April 17, 2019 (LifeSiteNews) – As the world processes the fire that ravaged the Notre Dame Cathedral on Monday, a 29-year veteran of BBC News is using her experiences to shed light on biases she says hinder much of the coverage.
From 1983 to 2012, Catherine Utley was a broadcast journalist with the BBC World Service. On Tuesday, she published a piece at The Article describing the bias against and ignorance of Catholicism she witnessed there, which she says fed into the network’s inability to appreciate Monday’s tragedy as more than the “destruction of a particularly well visited tourist attraction.”
“Where was the talk of its sacred spaces, made holy by the prayers of Catholic worshippers over hundreds of years? Where the footage of the great Masses celebrated there?” she asked. “Why, in short, did the BBC’s flagship news programme, when it had time to prepare its coverage properly, fail to acknowledge Notre Dame’s importance as France’s most profound expression of the Christian civilisation on which an entire continent was founded?”
“As a Catholic, I was amazed, at Bush House, at how newsroom colleagues, brought up and educated in the UK, with a knowledge of the global geopolitical scene which far surpassed my own, could be so ignorant about Christianity,” Utley wrote. “I remember one Good Friday on the newsdesk discovering that only one of half a dozen bright, well educated BBC journalists I was working with that day, knew what event it commemorated.” She noted that during his coverage of the fire, the BBC’s Hugh Schonfield confused this week’s Holy Week for Easter Week, which follows it.
Worse, she argued, was the fact that many in the BBC “do not wish to know better,” because the church stands in opposition to “the ‘enlightened’ liberal view on matters such as abortion and euthanasia.” Therefore, “sex abuse has become the only Catholic issue considered worth reporting.”
Last year, the BBC came under fire for a satirical video that said Holy Communion “tastes like cardboard” and “smells like hate”; it has also aired numerous pieces promoting homosexuality and gender fluidity.
So dominant was the bias that Utley says that during Pope Benedict’s 2010 visit to London, an editorial decree was handed down that his comments on child sex abuse would remain the top story “for a reasonable number of hours” regardless of what else he said.
“Shortly after the edict was issued, I was asked if I would mind moving from my position as lead writer for the day to the Africa desk, about which I knew nothing,” she added. “I was replaced by someone who knew nothing of the Pope. Such a thing had never happened to me before and never happened again. I was told later, at second-hand, that it was felt that it might be better to have someone who wasn’t a Catholic write the Pope story.”

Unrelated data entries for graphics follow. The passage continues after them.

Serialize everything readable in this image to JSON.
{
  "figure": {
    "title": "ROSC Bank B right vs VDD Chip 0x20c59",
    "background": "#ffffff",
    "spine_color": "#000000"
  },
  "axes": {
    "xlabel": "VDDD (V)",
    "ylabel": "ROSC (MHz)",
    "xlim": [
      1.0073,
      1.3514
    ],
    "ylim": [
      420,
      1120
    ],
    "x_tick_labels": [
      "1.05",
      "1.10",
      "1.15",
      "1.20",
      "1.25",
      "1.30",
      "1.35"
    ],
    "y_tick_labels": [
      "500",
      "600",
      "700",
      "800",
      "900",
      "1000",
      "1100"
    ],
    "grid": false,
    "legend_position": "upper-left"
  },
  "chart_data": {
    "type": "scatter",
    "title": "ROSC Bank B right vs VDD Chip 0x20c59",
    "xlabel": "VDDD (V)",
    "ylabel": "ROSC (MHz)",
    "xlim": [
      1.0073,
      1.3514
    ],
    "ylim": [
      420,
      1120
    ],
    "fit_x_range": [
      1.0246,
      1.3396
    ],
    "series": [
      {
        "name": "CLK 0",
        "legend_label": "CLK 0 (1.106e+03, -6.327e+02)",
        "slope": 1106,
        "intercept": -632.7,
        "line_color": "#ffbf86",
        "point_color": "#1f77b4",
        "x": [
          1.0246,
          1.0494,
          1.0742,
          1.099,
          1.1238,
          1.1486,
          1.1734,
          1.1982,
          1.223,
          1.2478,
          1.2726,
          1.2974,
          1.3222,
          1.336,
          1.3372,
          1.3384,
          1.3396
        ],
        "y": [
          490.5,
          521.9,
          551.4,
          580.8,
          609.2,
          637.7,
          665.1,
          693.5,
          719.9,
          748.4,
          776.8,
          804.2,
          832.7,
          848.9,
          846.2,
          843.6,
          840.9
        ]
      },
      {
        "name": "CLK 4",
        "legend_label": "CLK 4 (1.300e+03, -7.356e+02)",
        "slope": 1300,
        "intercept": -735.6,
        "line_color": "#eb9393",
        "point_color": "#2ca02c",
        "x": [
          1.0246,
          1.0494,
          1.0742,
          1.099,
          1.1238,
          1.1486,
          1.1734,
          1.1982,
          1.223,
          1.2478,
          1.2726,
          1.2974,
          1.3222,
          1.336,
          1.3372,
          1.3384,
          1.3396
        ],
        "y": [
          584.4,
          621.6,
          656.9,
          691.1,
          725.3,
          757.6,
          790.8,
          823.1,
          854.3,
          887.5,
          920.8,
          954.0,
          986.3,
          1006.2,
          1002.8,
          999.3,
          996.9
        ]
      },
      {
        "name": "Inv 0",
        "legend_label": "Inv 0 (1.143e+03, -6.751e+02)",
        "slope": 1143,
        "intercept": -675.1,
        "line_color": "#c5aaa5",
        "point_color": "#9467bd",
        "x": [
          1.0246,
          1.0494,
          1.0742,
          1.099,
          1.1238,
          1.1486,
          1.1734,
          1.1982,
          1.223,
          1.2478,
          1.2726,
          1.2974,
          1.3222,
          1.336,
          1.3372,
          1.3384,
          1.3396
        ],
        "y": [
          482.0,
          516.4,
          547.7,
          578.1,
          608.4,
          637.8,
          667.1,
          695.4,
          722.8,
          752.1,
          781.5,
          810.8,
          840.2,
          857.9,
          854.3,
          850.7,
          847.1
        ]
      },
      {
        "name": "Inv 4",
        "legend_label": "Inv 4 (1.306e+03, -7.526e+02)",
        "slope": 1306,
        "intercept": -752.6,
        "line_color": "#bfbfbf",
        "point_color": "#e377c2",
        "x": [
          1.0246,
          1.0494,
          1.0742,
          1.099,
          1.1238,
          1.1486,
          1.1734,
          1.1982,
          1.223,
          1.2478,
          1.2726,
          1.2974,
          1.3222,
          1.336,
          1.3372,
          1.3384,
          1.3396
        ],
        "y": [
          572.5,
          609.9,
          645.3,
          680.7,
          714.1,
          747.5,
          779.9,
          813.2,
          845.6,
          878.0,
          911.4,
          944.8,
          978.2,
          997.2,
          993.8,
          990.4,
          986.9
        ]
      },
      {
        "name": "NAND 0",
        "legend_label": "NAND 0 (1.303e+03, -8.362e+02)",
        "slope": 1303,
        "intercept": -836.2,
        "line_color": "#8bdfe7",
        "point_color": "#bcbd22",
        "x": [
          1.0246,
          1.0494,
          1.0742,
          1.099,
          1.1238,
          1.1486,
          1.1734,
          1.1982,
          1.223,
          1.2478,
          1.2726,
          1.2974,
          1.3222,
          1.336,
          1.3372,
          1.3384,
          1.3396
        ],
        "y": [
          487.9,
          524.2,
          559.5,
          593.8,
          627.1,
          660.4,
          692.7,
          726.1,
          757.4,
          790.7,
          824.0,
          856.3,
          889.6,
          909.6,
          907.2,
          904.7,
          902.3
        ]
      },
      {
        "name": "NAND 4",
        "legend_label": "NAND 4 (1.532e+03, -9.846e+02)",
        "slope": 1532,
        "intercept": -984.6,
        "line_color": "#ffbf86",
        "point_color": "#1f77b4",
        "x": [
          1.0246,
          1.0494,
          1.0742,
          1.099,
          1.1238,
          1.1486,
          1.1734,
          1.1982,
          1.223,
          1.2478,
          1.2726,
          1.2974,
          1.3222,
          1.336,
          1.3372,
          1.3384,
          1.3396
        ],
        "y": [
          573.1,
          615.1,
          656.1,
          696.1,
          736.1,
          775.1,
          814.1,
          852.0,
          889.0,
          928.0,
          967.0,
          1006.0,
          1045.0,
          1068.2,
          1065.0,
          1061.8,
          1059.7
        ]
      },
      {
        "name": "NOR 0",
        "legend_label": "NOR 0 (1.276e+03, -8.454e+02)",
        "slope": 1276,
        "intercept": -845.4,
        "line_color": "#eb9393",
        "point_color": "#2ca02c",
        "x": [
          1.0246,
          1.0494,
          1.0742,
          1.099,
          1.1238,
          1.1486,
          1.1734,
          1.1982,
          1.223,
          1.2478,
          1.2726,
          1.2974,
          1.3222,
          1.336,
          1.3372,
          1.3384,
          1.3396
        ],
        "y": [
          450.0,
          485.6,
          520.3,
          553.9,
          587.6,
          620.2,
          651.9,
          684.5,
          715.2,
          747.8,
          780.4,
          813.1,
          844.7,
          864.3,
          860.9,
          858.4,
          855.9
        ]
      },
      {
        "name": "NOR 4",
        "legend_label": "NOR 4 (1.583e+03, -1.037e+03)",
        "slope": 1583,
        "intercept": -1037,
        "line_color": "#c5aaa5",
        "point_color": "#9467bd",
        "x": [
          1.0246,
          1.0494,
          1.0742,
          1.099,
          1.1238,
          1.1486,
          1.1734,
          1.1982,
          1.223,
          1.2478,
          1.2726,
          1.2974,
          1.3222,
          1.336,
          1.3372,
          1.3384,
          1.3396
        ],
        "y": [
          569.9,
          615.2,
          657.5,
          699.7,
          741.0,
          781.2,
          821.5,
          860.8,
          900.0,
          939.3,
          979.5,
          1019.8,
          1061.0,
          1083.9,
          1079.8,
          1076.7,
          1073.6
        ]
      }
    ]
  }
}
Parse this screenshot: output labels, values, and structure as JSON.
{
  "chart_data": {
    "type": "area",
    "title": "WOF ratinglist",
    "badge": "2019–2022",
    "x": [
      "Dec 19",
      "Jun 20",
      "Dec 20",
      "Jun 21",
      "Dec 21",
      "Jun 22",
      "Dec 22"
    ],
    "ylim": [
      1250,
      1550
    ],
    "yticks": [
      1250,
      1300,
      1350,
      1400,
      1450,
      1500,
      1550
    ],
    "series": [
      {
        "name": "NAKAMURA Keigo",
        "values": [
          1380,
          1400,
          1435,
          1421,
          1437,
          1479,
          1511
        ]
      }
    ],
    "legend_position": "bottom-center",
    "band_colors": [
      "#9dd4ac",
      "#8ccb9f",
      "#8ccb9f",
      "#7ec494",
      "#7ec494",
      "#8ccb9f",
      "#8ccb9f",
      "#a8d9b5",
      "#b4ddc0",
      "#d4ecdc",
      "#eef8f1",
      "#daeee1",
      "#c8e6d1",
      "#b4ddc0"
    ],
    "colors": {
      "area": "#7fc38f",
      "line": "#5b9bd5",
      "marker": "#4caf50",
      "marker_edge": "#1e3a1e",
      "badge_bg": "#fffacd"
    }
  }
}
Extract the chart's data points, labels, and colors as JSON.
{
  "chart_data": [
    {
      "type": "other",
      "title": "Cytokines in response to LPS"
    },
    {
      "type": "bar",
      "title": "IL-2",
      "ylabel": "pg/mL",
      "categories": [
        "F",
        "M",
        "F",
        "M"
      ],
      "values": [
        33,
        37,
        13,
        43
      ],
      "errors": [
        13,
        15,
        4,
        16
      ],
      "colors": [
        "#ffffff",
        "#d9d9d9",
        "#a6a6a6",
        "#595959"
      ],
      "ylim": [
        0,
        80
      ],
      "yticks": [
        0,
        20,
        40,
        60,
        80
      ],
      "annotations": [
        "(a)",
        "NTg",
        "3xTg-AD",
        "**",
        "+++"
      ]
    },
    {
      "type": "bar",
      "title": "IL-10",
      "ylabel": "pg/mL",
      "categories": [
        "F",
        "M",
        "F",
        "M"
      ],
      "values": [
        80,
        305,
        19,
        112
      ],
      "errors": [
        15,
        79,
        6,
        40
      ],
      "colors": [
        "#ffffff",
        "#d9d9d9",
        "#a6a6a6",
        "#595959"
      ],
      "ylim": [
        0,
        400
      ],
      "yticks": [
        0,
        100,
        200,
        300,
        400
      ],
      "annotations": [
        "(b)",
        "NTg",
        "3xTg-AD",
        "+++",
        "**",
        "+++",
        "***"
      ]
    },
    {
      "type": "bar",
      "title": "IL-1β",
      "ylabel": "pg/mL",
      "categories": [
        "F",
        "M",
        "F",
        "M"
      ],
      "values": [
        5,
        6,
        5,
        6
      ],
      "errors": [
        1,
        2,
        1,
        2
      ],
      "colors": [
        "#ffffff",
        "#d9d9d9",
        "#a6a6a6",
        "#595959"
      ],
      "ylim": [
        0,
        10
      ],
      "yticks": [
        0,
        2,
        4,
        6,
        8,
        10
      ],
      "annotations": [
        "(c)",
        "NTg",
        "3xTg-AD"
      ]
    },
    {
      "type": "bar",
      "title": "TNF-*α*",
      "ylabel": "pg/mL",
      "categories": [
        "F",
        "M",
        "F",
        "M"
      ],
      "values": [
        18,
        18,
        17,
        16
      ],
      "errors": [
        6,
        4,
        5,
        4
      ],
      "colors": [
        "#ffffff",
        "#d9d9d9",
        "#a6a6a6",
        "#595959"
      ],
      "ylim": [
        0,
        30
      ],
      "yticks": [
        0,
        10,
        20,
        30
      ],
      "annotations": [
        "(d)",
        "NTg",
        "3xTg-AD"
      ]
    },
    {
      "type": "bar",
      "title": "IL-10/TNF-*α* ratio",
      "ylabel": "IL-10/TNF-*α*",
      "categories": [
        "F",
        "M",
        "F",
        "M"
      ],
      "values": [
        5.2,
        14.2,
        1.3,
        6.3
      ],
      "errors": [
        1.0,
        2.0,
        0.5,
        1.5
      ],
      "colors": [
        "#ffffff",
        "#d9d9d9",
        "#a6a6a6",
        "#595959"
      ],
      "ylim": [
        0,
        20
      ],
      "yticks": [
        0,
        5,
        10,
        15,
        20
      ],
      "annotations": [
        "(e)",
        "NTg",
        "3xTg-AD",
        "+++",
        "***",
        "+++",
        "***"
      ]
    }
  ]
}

In the United States, several mainstream media figures mocked President Donald Trump’s suggestion to use water-tanker helicopters to douse the fire, while others rushed to preemptively dismiss speculation that the fire may have been terrorism-related (Paris public prosecutor Remy Heitz said Tuesday it was likely accidental). The day of the fire, Fox News’ Neil Cavuto hung up on Catholic League president Bill Donohue for saying he was “suspicious” in light of past attacks on churches in Paris.